Like me, most people who have tried cast iron skillets, grills and dutch ovens love them. I have fond memories of the traditional ‘pop and sizzle’ of the pan as my Mom tested dropped a bit of water to test its heat. Cast iron has been used for decades and many people still own the ones their grandmothers used.
How to Clean a Rusted Cast Iron Skillet
Even the most careful cooks will get a little rust on their cast iron once in a while. For small spots, here is a trick my grandmother taught me.
The potato trick: Cut a raw potato in half. Shake a little baking soda onto the rust spot and rub with the potato. Watch the rust disappear! Rinse with hot water and dry thoroughly.
For larger rusty areas, you will want to use steel wool. Scrub the area with steel wool until all the rust is gone and you are down to bare cast iron. Then wash in hot soapy water and dry thoroughly. Reseason your pan as described above.
How to Re-Season Your Cast Iron Skillet
Whether you purchase your cast iron skillet or dutch oven already seasoned or not, you will want to re-season it before your first use. This is a very simple process but it does take a little time.
- Wash the pan in warm, soapy water.
- Dry the pan with a soft towel. Make sure it is nice and dry. Put it in a 200-degree oven for a few minutes to make sure it is completely dry. A warm pan will also season better.
- Brush all of the interior and exterior surfaces of the pan with a thin layer of oil. Wipe the oil off gently with a paper towel or soft cloth. You want the coating of oil to be very thin. There are differences of opinion in what oil to use, but organic flaxseed oil will give you the hardest finish.
- Place the pan upside down on the middle oven rack and turn the stove to 450 degrees. Once it has come to temperature, turn the timer on for 1 hour.
- Repeat the process a few times to build up a nice heavy coat. Your pan
should have a black semi-matte sheen and will last for years.

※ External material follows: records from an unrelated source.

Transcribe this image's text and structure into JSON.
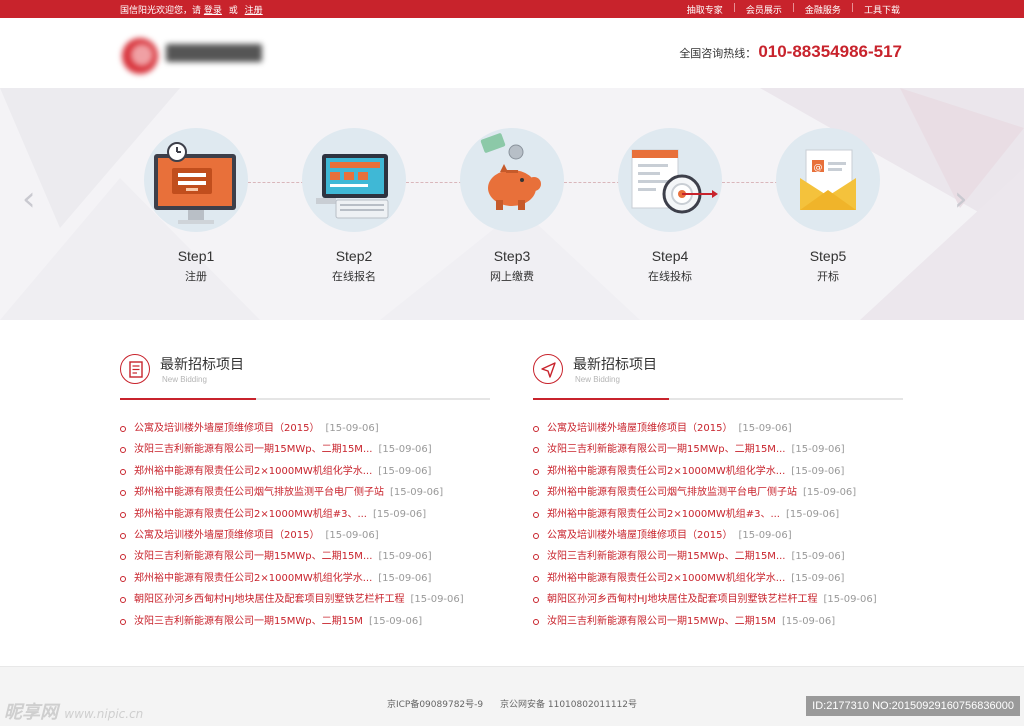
{
  "topbar": {
    "welcome": "国信阳光欢迎您，请",
    "login": "登录",
    "or": "或",
    "register": "注册",
    "links": [
      "抽取专家",
      "会员展示",
      "金融服务",
      "工具下载"
    ]
  },
  "header": {
    "hotline_label": "全国咨询热线：",
    "hotline_number": "010-88354986-517"
  },
  "steps": [
    {
      "title": "Step1",
      "label": "注册",
      "icon": "computer-login-icon"
    },
    {
      "title": "Step2",
      "label": "在线报名",
      "icon": "laptop-form-icon"
    },
    {
      "title": "Step3",
      "label": "网上缴费",
      "icon": "piggy-bank-icon"
    },
    {
      "title": "Step4",
      "label": "在线投标",
      "icon": "target-document-icon"
    },
    {
      "title": "Step5",
      "label": "开标",
      "icon": "envelope-icon"
    }
  ],
  "lists": {
    "left": {
      "title": "最新招标项目",
      "subtitle": "New Bidding",
      "icon": "document-list-icon",
      "items": [
        {
          "title": "公寓及培训楼外墙屋顶维修项目（2015）",
          "date": "[15-09-06]"
        },
        {
          "title": "汝阳三吉利新能源有限公司一期15MWp、二期15M...",
          "date": "[15-09-06]"
        },
        {
          "title": "郑州裕中能源有限责任公司2×1000MW机组化学水...",
          "date": "[15-09-06]"
        },
        {
          "title": "郑州裕中能源有限责任公司烟气排放监测平台电厂侧子站",
          "date": "[15-09-06]"
        },
        {
          "title": "郑州裕中能源有限责任公司2×1000MW机组#3、...",
          "date": "[15-09-06]"
        },
        {
          "title": "公寓及培训楼外墙屋顶维修项目（2015）",
          "date": "[15-09-06]"
        },
        {
          "title": "汝阳三吉利新能源有限公司一期15MWp、二期15M...",
          "date": "[15-09-06]"
        },
        {
          "title": "郑州裕中能源有限责任公司2×1000MW机组化学水...",
          "date": "[15-09-06]"
        },
        {
          "title": "朝阳区孙河乡西甸村HJ地块居住及配套项目别墅铁艺栏杆工程",
          "date": "[15-09-06]"
        },
        {
          "title": "汝阳三吉利新能源有限公司一期15MWp、二期15M",
          "date": "[15-09-06]"
        }
      ]
    },
    "right": {
      "title": "最新招标项目",
      "subtitle": "New Bidding",
      "icon": "navigation-arrow-icon",
      "items": [
        {
          "title": "公寓及培训楼外墙屋顶维修项目（2015）",
          "date": "[15-09-06]"
        },
        {
          "title": "汝阳三吉利新能源有限公司一期15MWp、二期15M...",
          "date": "[15-09-06]"
        },
        {
          "title": "郑州裕中能源有限责任公司2×1000MW机组化学水...",
          "date": "[15-09-06]"
        },
        {
          "title": "郑州裕中能源有限责任公司烟气排放监测平台电厂侧子站",
          "date": "[15-09-06]"
        },
        {
          "title": "郑州裕中能源有限责任公司2×1000MW机组#3、...",
          "date": "[15-09-06]"
        },
        {
          "title": "公寓及培训楼外墙屋顶维修项目（2015）",
          "date": "[15-09-06]"
        },
        {
          "title": "汝阳三吉利新能源有限公司一期15MWp、二期15M...",
          "date": "[15-09-06]"
        },
        {
          "title": "郑州裕中能源有限责任公司2×1000MW机组化学水...",
          "date": "[15-09-06]"
        },
        {
          "title": "朝阳区孙河乡西甸村HJ地块居住及配套项目别墅铁艺栏杆工程",
          "date": "[15-09-06]"
        },
        {
          "title": "汝阳三吉利新能源有限公司一期15MWp、二期15M",
          "date": "[15-09-06]"
        }
      ]
    }
  },
  "footer": {
    "icp": "京ICP备09089782号-9",
    "security": "京公网安备 11010802011112号"
  },
  "watermark": {
    "brand": "昵享网",
    "url": "www.nipic.cn",
    "id_text": "ID:2177310 NO:20150929160756836000"
  },
  "colors": {
    "brand_red": "#c8232c",
    "banner_bg": "#f4f3f6",
    "circle_bg": "#dfe9f0"
  }
}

How to Care For Your Cast Iron Skillet
Once your pan is well seasoned, you want to care for it properly to maintain the seasoning.
- Wash your cast iron pan immediately after you have finished cooking in fairly hot water while the pan is still warm. You can use a gentle scrubber, plastic brush, baking soda or salt to help release stuck on food.

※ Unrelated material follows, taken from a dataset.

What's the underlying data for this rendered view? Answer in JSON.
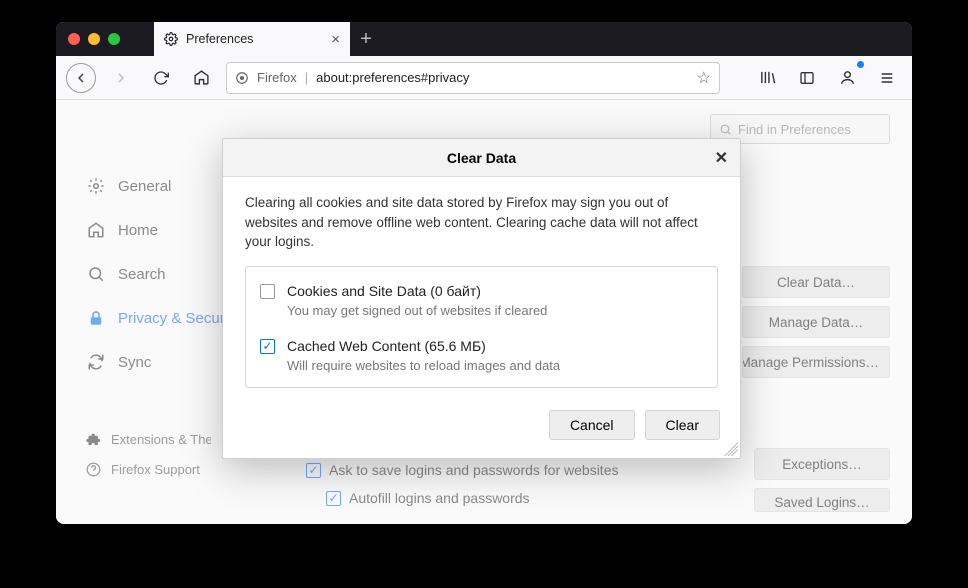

- Do not use soap or metal utensils to scratch off debris. This will degrade the seasoned surface.
- Once clean, dry the pan completely. Do not let water sit in the pan as that will encourage rust spots. Warm the pan over a burner or in the oven to make sure it is completely dry.
- Whenever you cook, brush a little oil over the interior of the pan and heat the pan slowly over the burner. Remember, it will get as hot as you want and stay hot for a long time, so don’t rush this step.

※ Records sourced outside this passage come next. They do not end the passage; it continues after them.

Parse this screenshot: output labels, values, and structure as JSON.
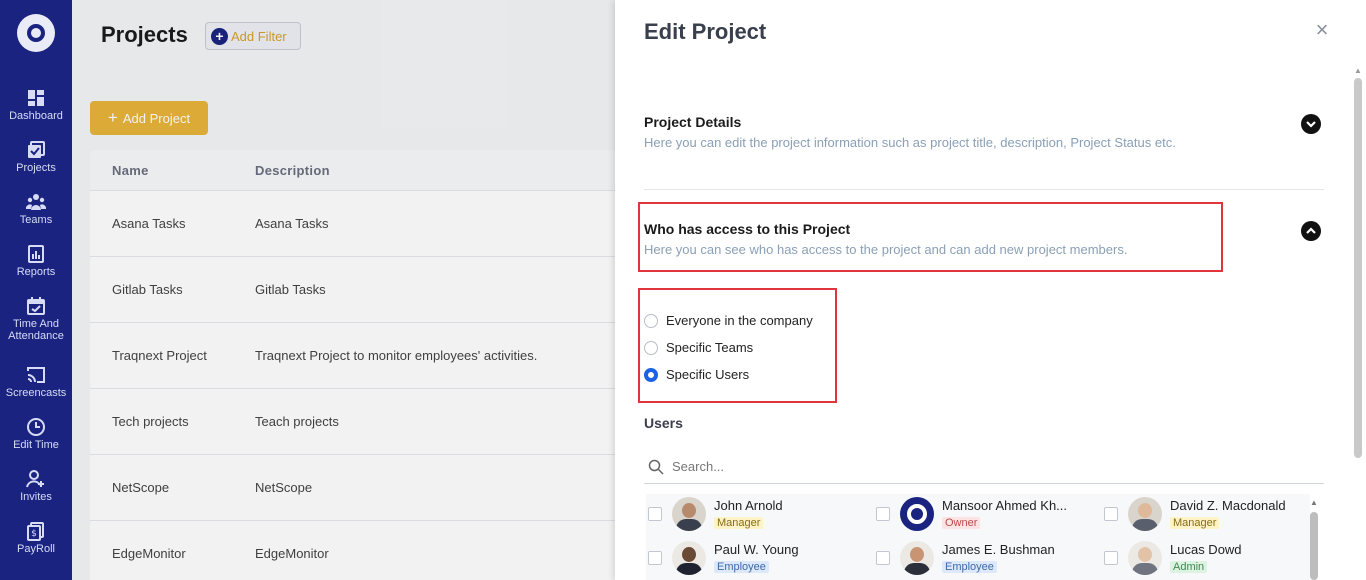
{
  "sidebar": {
    "logo": "traqnext-logo",
    "items": [
      {
        "label": "Dashboard",
        "icon": "dashboard-icon"
      },
      {
        "label": "Projects",
        "icon": "projects-icon"
      },
      {
        "label": "Teams",
        "icon": "teams-icon"
      },
      {
        "label": "Reports",
        "icon": "reports-icon"
      },
      {
        "label": "Time And Attendance",
        "icon": "calendar-icon"
      },
      {
        "label": "Screencasts",
        "icon": "cast-icon"
      },
      {
        "label": "Edit Time",
        "icon": "clock-icon"
      },
      {
        "label": "Invites",
        "icon": "invite-icon"
      },
      {
        "label": "PayRoll",
        "icon": "payroll-icon"
      }
    ]
  },
  "main": {
    "title": "Projects",
    "add_filter_label": "Add Filter",
    "add_project_label": "Add Project",
    "table": {
      "headers": [
        "Name",
        "Description"
      ],
      "rows": [
        {
          "name": "Asana Tasks",
          "description": "Asana Tasks"
        },
        {
          "name": "Gitlab Tasks",
          "description": "Gitlab Tasks"
        },
        {
          "name": "Traqnext Project",
          "description": "Traqnext Project to monitor employees' activities."
        },
        {
          "name": "Tech projects",
          "description": "Teach projects"
        },
        {
          "name": "NetScope",
          "description": "NetScope"
        },
        {
          "name": "EdgeMonitor",
          "description": "EdgeMonitor"
        }
      ]
    }
  },
  "drawer": {
    "title": "Edit Project",
    "close_icon": "close-icon",
    "project_details": {
      "title": "Project Details",
      "subtitle": "Here you can edit the project information such as project title, description, Project Status etc."
    },
    "access": {
      "title": "Who has access to this Project",
      "subtitle": "Here you can see who has access to the project and can add new project members.",
      "options": [
        "Everyone in the company",
        "Specific Teams",
        "Specific Users"
      ],
      "selected": "Specific Users"
    },
    "users_label": "Users",
    "search_placeholder": "Search...",
    "users": [
      {
        "name": "John Arnold",
        "role": "Manager"
      },
      {
        "name": "Mansoor Ahmed Kh...",
        "role": "Owner"
      },
      {
        "name": "David Z. Macdonald",
        "role": "Manager"
      },
      {
        "name": "Paul W. Young",
        "role": "Employee"
      },
      {
        "name": "James E. Bushman",
        "role": "Employee"
      },
      {
        "name": "Lucas Dowd",
        "role": "Admin"
      }
    ],
    "highlight_color": "#e2353b",
    "accent": "#1a2480"
  }
}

- The pan has come to temperature when you put a drop of water in and it pops and sizzles. Quick evaporation means the pan is too hot.
Although it may seem like a lot of work, once your pan is initially seasoned you will love cooking with it. If you care for your cast iron skillet, grill or dutch oven, it will give you a lifetime of cooking pleasure.
Benefits of Cast Iron Skillets
If you don’t own a skillet or dutch oven like this, you will definitely want to add one to your kitchen. They are extremely useful, durable and a great all around tool.
They are nearly indestructible
They are heavy weight and can be used on top of the stove or in the oven. You can even use them over an open fire. They are great for one pot cooking where meat is browned on the top of the stove and then put into the oven to roast or braise. You can make an excellent frittata in one for the same reason.
Iron pans conduct heat very well
This means even cooking and excellent results. Many southerners use cast iron to bake cornbread and give it that signature crispy crust and tender interior. Cast iron also gets nice and hot, so it’s great for frying chicken and searing meat.
It will hold its heat!
Because it retains heat very well, it will keep food warm for quite a long time.
Cast iron’s seasoned non-stick quality gets better over time
Although they need a little TLC and seasoning when new, the more you cook in them, the more non-stick and easy to care for they become. This is especially true if you use oil when you cook in them.
A heartwarming, rustic look
This old world charm will show off your food beautifully.
Cooking in cast iron adds to your nutrition
As a dietitian, one of the instructions for people who have low iron stores is to cook in cast iron. It will impart some of the iron into your food and increase your intake.
Great Value and Durability
If you are a garage sale junkie, you have probably seen them hanging out there, in fine shape for a few dollars. Even brand new, they are inexpensive and, when cared for, last a lifetime.